EXPLORE THIS STORY
G7 IN ÉVIAN: TRUMP SETS THE AGENDA, ZELENSKY RELEGATED TO A MERE 'WORKING SESSION'
Seoul watches the Evian G7 as a high-stakes diplomatic arena: invited as a partner for the second consecutive year, South Korean officials scan for an opening to secure a bilateral Lee-Trump meeting on the summit's margins, though no certainty exists that such an opportunity will materialize.
Dominant angle identified — does not reflect unanimity of this country’s media
Seoul, June 14, 2026. Seoul watches the Evian G7 with particular intensity: South Korea participates as an invited partner for the second consecutive year, and this presence stirs both hope and uncertainty. The question capturing all attention in Seoul is straightforward: will President Lee Jae-myung meet with Donald Trump in a bilateral format on the summit's sidelines? The official answer remains cautiously suspended. "It is too early to say whether such a meeting will occur," declared a senior South Korean presidential official in Rome on Thursday, as Lee completed a stop in Italy. "Each agenda remains fluid, and the event unfolds over a compressed timeline," he elaborated, underscoring the uncertainty surrounding a possible bilateral engagement.
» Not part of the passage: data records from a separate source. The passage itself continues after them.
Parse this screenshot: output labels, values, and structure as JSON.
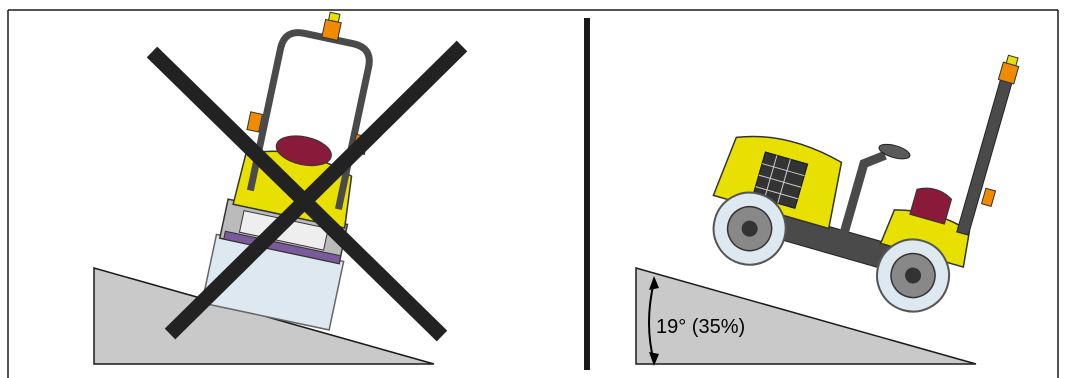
{
  "figure": {
    "left_panel": {
      "status": "not-permitted",
      "symbol": "cross-out"
    },
    "right_panel": {
      "status": "permitted",
      "slope_label": "19° (35%)"
    },
    "colors": {
      "frame": "#1a1a1a",
      "ramp_fill": "#c9c9c9",
      "machine_yellow": "#e8e000",
      "machine_dark": "#4a4a4a",
      "beacon_orange": "#f08a00",
      "cross": "#222222",
      "seat_red": "#8a1a3a"
    }
  }
}
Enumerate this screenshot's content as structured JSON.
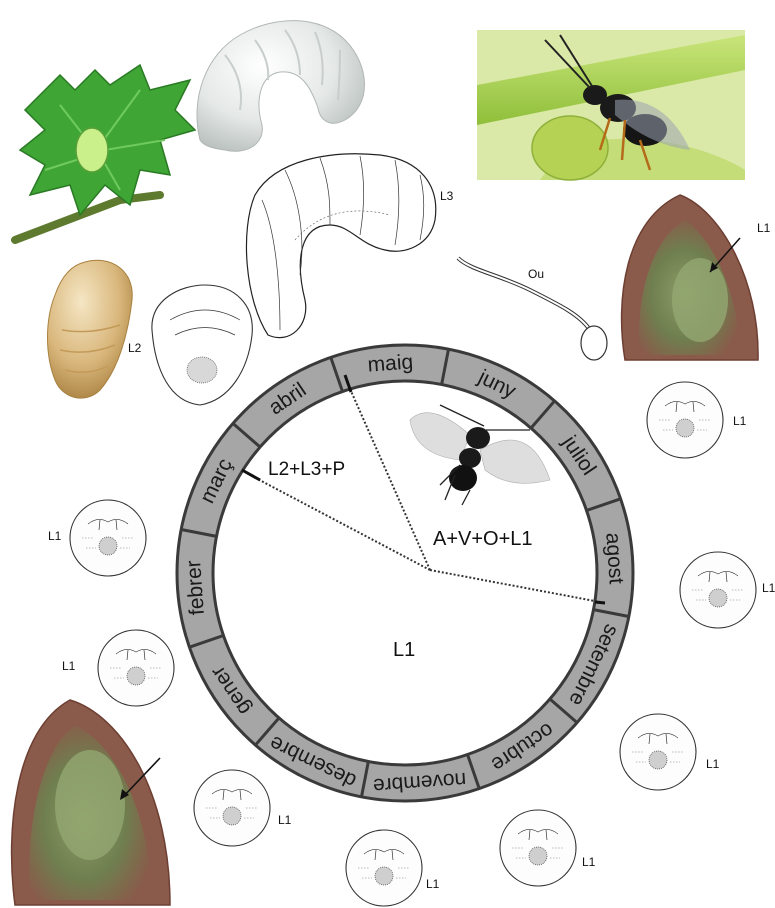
{
  "months": [
    "gener",
    "febrer",
    "març",
    "abril",
    "maig",
    "juny",
    "juliol",
    "agost",
    "setembre",
    "octubre",
    "novembre",
    "desembre"
  ],
  "periods": {
    "adult_period": "A+V+O+L1",
    "spring_period": "L2+L3+P",
    "winter_period": "L1"
  },
  "labels": {
    "egg": "Ou",
    "larva3": "L3",
    "larva2": "L2",
    "larva1": "L1"
  },
  "colors": {
    "ring_fill": "#a6a6a6",
    "ring_stroke": "#3a3a3a",
    "leaf_green": "#3fa535",
    "larva_white": "#e9ecea",
    "larva_amber": "#d9b77c",
    "bud_brown": "#8a5a4a",
    "stem_green": "#a7cf4a",
    "wasp_black": "#1a1a1a"
  },
  "icons": [
    "hazel-shoot-photo",
    "white-larva-photo",
    "wasp-on-stem-photo",
    "amber-larva-photo",
    "bud-section-photo",
    "wasp-drawing"
  ]
}
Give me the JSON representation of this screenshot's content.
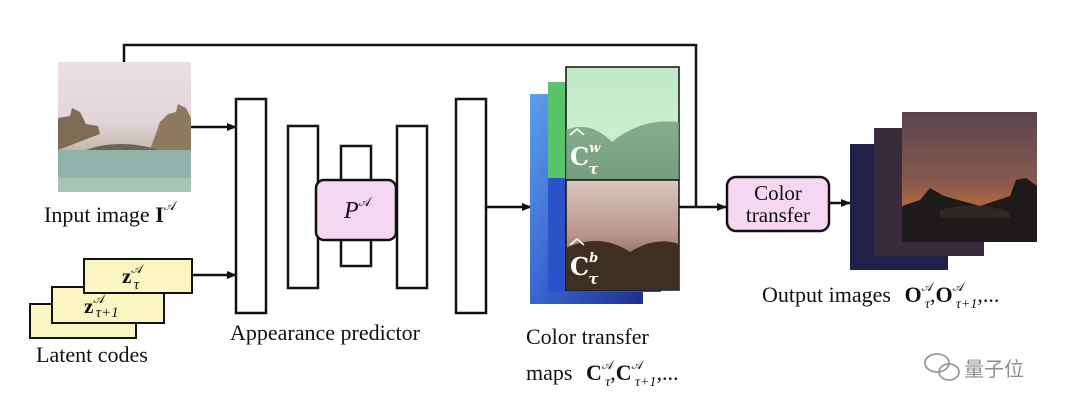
{
  "diagram": {
    "input_label_text": "Input image ",
    "input_label_sym": "I",
    "input_label_sup": "𝒜",
    "latent_codes_label": "Latent codes",
    "latent_code_1": {
      "base": "z",
      "sup": "𝒜",
      "sub": "τ"
    },
    "latent_code_2": {
      "base": "z",
      "sup": "𝒜",
      "sub": "τ+1"
    },
    "predictor_label": "Appearance predictor",
    "predictor_block": {
      "base": "P",
      "sup": "𝒜"
    },
    "color_transfer_box": [
      "Color",
      "transfer"
    ],
    "maps_label_line1": "Color transfer",
    "maps_label_line2": "maps",
    "maps_sym": {
      "base": "C",
      "sup": "𝒜",
      "sub1": "τ",
      "sub2": "τ+1",
      "tail": ",..."
    },
    "map_w": {
      "base": "C",
      "sup": "w",
      "sub": "τ"
    },
    "map_b": {
      "base": "C",
      "sup": "b",
      "sub": "τ"
    },
    "output_label": "Output images",
    "output_sym": {
      "base": "O",
      "sup": "𝒜",
      "sub1": "τ",
      "sub2": "τ+1",
      "tail": ",..."
    },
    "watermark": "量子位"
  },
  "colors": {
    "latent_fill": "#faf5c1",
    "predictor_fill": "#f5d7f2",
    "stroke": "#111111"
  }
}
The stakes are nonetheless considerable. A Lee-Trump meeting at Evian would mark the third in-person summit between the two leaders—following Washington in August and Gyeongju in October—and would occur against a backdrop of a full bilateral agenda: implementation of the security and trade accords concluded last year, and ongoing efforts to "modernize" the decade-long alliance between the two nations. The feasibility of such an exchange remains conditional on flexibility within an already strained American schedule: Trump is expected in Evian beginning Monday for a series of bilateral meetings with Gulf leaders—Egypt, Qatar, United Arab Emirates—as part of negotiations over the Iran conflict, before a private dinner with Emmanuel Macron at the Palace of Versailles on Wednesday evening, marking the 250th anniversary of American independence.
This density of Trump's calendar, revealed by American officials, illustrates the challenge Seoul confronts: convincing Washington to add a Korean bilateral to an agenda already saturated with competing priorities. South Korea is not a G7 member and thus depends on the goodwill of host nations to achieve diplomatic relevance on the summit's margins.
Meanwhile, the security dimension of the summit also commands Korean attention. Seoul media outlets report in detail the exceptional security apparatus deployed along the Franco-Swiss border: 4,000 Swiss troops mobilized, 8,000 French police officers at Evian, and 27 border posts closed since Friday evening to address an anti-G7 demonstration expecting approximately 50,000 participants in Geneva this weekend. In Geneva itself, hundreds of commercial establishments have been boarded up, and cantonal authorities estimate the security measures will cost 20 million Swiss francs (25 million dollars). A scene that echoes the violence of 2013, during the Evian G8, when clashes erupted along the lake's western shore.
Parallel to the Evian sequence, President Lee continues his European tour with a stop in Italy: welcomed by two Italian fighter jets upon entering national airspace, meetings with President Sergio Mattarella and Prime Minister Giorgia Meloni, and the signing of memoranda of understanding. In Brussels, Lee had also secured the opening of negotiations for a bilateral information-security accord with the European Union. Seoul thereby demonstrates its capacity to cultivate multiple diplomatic channels—even as the most eagerly anticipated bilateral, that with Trump, remains in limbo.
Bilateral-centric framing: South Korean coverage privileges the question of a Lee-Trump summit on the G7 margins, relegating the broader G7 agenda to secondary significance
Preference for status diplomacy: media emphasize Seoul's position as an invited nation and Lee's European tour, valuing international visibility over concrete policy outcomes
Limited coverage of Ukrainian context: the sidelining of Zelensky to a working session and its implications for European peace receive minimal development in the Korean perspective
AI-generated content — Analyses are produced by artificial intelligence from press articles. They may contain errors or biases. Learn more
Discover how another country covers this same story.